Selon un récent sondage, les Français sont favorables à la réforme

• 83% des Français interrogés estiment notre organisation administrative trop compliquée ;

• 75% estiment la répartition des responsabilités plutôt confuse ;

• 71% d’entre eux estiment qu’une réforme du mode d’organisation des différentes collectivités locales est nécessaire ;

• près de 60% considèrent qu’il y a trop d’échelons de décision. 

II. Avec cette réforme ambitieuse, nous voulons alléger, simplifier et adapter organisation territoriale de la France pour plus d’efficacité et plus de démocratie locale. 1er axe : Alléger et simplifier notre organisation territoriale .. Organiser les collectivités territoriales autour de 2 pôles :

• un pôle régions-départements grâce à la création du conseiller territorial siégeant à la fois au conseil général et au conseil régional. C’est une réforme simple et pragmatique, loin des querelles stériles entre pro-départements et pro-régions, qui permettra, au plus près des réalités du terrain, d’éviter les interventions concurrentes des départements et des régions. – Pour une meilleure performance des territoires, il y aura, en tout, 3 000 conseillers territoriaux qui succèderont aux 6 000  élus actuels (soit 4 000 conseillers généraux et 2 000 conseillers régionaux).
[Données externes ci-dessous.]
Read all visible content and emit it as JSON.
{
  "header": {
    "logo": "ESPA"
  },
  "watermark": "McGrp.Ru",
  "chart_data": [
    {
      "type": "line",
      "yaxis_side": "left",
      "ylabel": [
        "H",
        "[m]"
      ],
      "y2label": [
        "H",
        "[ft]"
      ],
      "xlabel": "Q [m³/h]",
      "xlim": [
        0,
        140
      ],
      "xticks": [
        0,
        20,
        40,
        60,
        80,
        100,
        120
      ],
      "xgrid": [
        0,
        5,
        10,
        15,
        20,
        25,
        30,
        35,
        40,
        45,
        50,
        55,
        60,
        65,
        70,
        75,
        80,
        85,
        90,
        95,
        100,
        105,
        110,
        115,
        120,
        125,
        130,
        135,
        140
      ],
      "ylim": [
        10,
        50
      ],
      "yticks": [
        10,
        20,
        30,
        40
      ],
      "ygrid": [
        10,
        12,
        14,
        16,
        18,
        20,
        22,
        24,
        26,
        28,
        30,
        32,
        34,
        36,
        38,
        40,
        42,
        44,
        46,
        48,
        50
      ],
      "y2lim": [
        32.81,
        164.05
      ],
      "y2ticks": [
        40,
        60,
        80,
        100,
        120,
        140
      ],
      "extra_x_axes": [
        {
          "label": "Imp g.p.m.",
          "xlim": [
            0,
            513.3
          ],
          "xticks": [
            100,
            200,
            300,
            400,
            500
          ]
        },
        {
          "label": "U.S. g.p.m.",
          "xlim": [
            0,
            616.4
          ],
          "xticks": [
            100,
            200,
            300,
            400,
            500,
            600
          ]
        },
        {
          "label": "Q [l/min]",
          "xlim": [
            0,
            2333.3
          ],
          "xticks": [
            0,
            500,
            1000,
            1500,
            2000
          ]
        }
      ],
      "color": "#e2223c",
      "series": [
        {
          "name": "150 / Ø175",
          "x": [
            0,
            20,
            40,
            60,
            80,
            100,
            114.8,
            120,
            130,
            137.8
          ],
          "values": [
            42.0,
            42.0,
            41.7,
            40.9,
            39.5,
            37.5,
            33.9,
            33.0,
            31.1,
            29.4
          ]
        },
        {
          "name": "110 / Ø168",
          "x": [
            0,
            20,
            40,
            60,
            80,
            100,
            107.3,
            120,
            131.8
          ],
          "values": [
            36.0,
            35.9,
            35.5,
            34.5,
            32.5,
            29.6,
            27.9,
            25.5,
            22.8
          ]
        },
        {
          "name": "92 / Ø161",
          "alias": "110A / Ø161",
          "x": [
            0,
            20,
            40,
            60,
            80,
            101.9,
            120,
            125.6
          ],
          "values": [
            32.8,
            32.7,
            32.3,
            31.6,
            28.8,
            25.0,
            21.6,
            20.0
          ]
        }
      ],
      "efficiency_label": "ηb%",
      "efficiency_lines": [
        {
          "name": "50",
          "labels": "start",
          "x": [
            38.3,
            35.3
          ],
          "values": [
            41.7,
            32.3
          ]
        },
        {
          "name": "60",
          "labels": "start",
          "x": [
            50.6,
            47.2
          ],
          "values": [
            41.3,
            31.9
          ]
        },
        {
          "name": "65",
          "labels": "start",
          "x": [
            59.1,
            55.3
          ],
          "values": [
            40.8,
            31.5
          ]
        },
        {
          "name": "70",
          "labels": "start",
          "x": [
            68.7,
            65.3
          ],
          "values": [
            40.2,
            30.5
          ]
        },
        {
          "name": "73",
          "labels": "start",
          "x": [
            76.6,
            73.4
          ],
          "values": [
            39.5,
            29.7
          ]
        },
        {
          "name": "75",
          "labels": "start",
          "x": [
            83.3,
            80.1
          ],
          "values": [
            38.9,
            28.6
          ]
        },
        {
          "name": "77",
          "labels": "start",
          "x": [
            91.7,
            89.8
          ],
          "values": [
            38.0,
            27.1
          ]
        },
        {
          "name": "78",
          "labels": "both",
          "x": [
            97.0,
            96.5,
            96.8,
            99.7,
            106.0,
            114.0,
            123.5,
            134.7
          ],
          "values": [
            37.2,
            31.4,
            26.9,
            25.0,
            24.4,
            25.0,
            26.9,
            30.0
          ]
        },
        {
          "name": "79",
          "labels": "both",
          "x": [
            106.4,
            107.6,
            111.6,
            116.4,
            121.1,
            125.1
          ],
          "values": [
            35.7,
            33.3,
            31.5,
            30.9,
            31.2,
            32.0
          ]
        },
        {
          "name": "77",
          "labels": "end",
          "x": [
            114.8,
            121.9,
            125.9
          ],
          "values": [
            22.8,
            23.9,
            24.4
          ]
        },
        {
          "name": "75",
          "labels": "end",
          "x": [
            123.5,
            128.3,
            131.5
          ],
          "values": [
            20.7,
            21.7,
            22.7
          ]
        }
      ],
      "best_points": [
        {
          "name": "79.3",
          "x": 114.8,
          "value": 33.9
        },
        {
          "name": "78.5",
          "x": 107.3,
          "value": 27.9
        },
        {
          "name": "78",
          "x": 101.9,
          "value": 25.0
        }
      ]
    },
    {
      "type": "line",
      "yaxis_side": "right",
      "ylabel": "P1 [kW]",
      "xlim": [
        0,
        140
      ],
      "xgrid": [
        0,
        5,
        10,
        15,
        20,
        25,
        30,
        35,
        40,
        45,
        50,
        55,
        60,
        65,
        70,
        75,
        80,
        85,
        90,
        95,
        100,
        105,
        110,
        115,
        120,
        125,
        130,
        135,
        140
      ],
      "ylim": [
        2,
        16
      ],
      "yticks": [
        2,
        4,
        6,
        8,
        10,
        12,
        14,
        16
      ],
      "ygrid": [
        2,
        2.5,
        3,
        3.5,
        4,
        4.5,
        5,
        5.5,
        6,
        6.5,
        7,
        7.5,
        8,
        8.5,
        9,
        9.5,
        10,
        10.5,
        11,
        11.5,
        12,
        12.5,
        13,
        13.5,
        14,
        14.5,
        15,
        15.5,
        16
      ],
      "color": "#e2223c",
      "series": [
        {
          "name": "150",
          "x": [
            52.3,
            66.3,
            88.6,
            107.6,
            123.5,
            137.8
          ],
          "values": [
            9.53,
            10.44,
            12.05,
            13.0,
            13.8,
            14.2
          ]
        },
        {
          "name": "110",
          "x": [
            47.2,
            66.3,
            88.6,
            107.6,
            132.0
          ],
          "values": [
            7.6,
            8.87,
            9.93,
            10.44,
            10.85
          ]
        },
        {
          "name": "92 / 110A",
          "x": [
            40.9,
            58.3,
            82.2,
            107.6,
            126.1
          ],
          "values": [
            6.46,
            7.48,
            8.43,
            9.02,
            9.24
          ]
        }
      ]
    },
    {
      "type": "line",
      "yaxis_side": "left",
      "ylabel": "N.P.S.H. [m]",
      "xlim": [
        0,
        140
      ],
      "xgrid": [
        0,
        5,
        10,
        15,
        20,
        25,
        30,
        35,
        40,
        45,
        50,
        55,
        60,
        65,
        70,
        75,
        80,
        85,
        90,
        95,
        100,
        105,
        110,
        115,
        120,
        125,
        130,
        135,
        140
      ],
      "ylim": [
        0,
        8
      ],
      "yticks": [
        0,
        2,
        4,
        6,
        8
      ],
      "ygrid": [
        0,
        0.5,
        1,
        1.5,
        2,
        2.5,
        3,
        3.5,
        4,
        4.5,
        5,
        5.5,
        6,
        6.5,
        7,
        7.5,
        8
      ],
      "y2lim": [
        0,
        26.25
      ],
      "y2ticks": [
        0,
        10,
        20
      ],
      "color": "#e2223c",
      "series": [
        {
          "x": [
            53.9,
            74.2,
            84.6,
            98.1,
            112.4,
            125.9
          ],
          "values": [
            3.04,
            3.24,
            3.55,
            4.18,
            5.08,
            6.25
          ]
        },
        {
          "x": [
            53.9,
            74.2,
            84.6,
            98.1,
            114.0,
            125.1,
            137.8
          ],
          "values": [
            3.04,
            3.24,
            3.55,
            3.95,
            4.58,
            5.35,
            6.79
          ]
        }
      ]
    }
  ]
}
Les élus représentant les territoires seront donc deux fois moins nombreux, mais deux fois plus puissants et deux fois plus performants.

- Le mode de scrutin sera mixte : 80% des conseillers territoriaux  seront élus au scrutin majoritaire uninominal à un tour dans des cantons redessinés et élargis ; 20% des conseillers territoriaux seront élus à la proportionnelle sur une liste départementale. Chaque voix comptera. Ce scrutin permettra de conserver le lien entre l’élu et le territoire et de favoriser la représentation de la diversité des  sensibilités politiques dans les assemblées locales.

- La première élection des conseillers territoriaux aura lieu en 2014. Pour cela, nous allons, à titre exceptionnel, fixer à 4 ans les mandats des conseillers régionaux élus en mars 2010 et à 3 ans les mandats des conseillers généraux élus en mars 2011.

• un pôle communes-intercommunalités qu’il s’agit de conforter grâce à :

- l’achèvement de la couverture intercommunale du territoire national d’ici fin 2013 : les communes sont plus fortes lorsqu’elles choisissent de se rapprocher pour réaliser, ensemble, des projets.

- une adaptation du périmètre des intercommunalités (EPCI et syndicats) pour tenir compte des réalités du terrain ;

- la suppression progressive des pays, qui ont eu tendance à devenir un échelon administratif supplémentaire.

 Permettre aux collectivités qui le souhaitent de se regrouper :

 

• des communes nouvelles pourront être créées selon une procédure plus simple, plus souple et plus incitative ; 

• de même, les départements qui le souhaitent pourront choisir de se regrouper ;

• les régions auront aussi cette faculté. .. Engager une réelle clarification des compétences des différents niveaux de collectivités selon des principes clairs et de bon sens :

• le législateur confiera aux régions et aux départements des compétences qui sont en principe des compétences exclusives, tandis que les communes conserveront leur compétence

générale ; • lorsque le législateur attribue une compétence à la région ou au département, l’autre collectivité ne peut l’exercer à sa place ;

• si une compétence est partagée, une collectivité peut être désignée chef de file ;

• le département et la région conserveront une capacité d’initiative dans les domaines où la législation est inexistante et si un intérêt local le justifie ;

• la pratique des financements croisés entre les collectivités territoriales doit être précisée, pour des projets dont l’envergure le justifie, pour des motifs de solidarité ou d’aménagement du territoire, notamment au bénéfice des communes rurales qui continueront à être soutenues.